Four years ago, I went to Arizona for an academic conference, a trip that included a day-long raft trip on the Colorado River just below Glen Canyon Dam. I felt overwhelmed by the landscape, the stark beauty of the cliffs. The raft trip ended at Lee's Ferry, and it was hard to get out of the raft, board the bus, and go back to my hotel. I wanted to keep going, raft all the way down through the Grand Canyon.

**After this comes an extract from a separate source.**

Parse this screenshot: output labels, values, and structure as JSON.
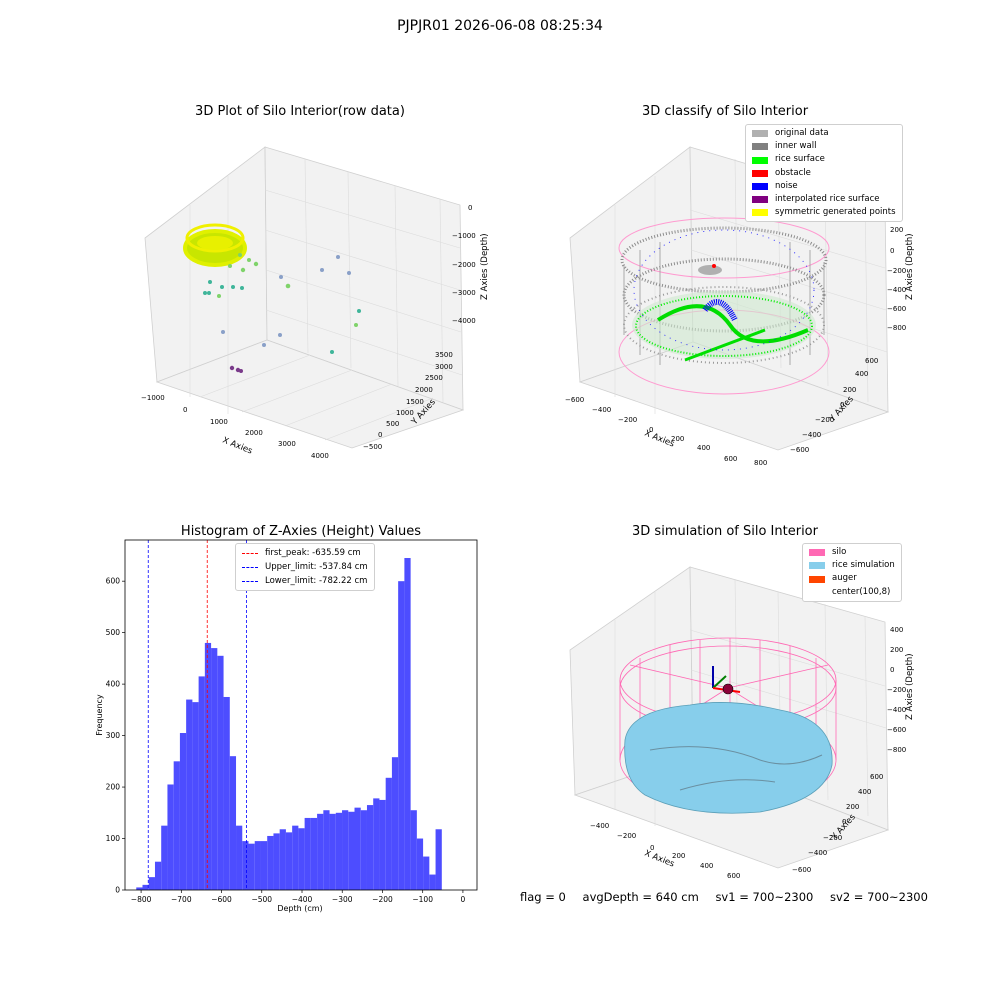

All kinds of complex things were going on in my emotional life at that time, and that raft trip was a catalyst for growth and change. The next four years brought challenges and rewards: My sister-in-law died of breast cancer. My brother started talking to me after eight years of silence. My first collection of poetry was published. I worked through some major issues in my marriage. I learned reiki. I began to be more assertive about making time for the important friendships in my life, including a friendship with ArtistFriend, whom I met on that trip to Arizona. I became vegan. I took up skiing to help ward off the February blues. I bought a CD for myself for the first time ever. My daughter graduated from high school and went to college. I began being more assertive in my marriage. I got tenure. I sorted through some childhood issues. I learned to take time for myself, away from my husband and kids. I began belly dancing.
Tomorrow I am returning to that landscape, to Lee's Ferry, the place where our trip ended four years ago. I'm going to continue the journey. For the next two weeks, I will be on a raft moving down the Colorado River, running the 280 miles from Lee's Ferry to Lake Mead, rafting through the Grand Canyon.
For sixteen days, I will be out of contact with my spouse, my kids, my extra kids, my extended family, my friends. I will have my journal, and the river, and the walls of the canyon rising around me.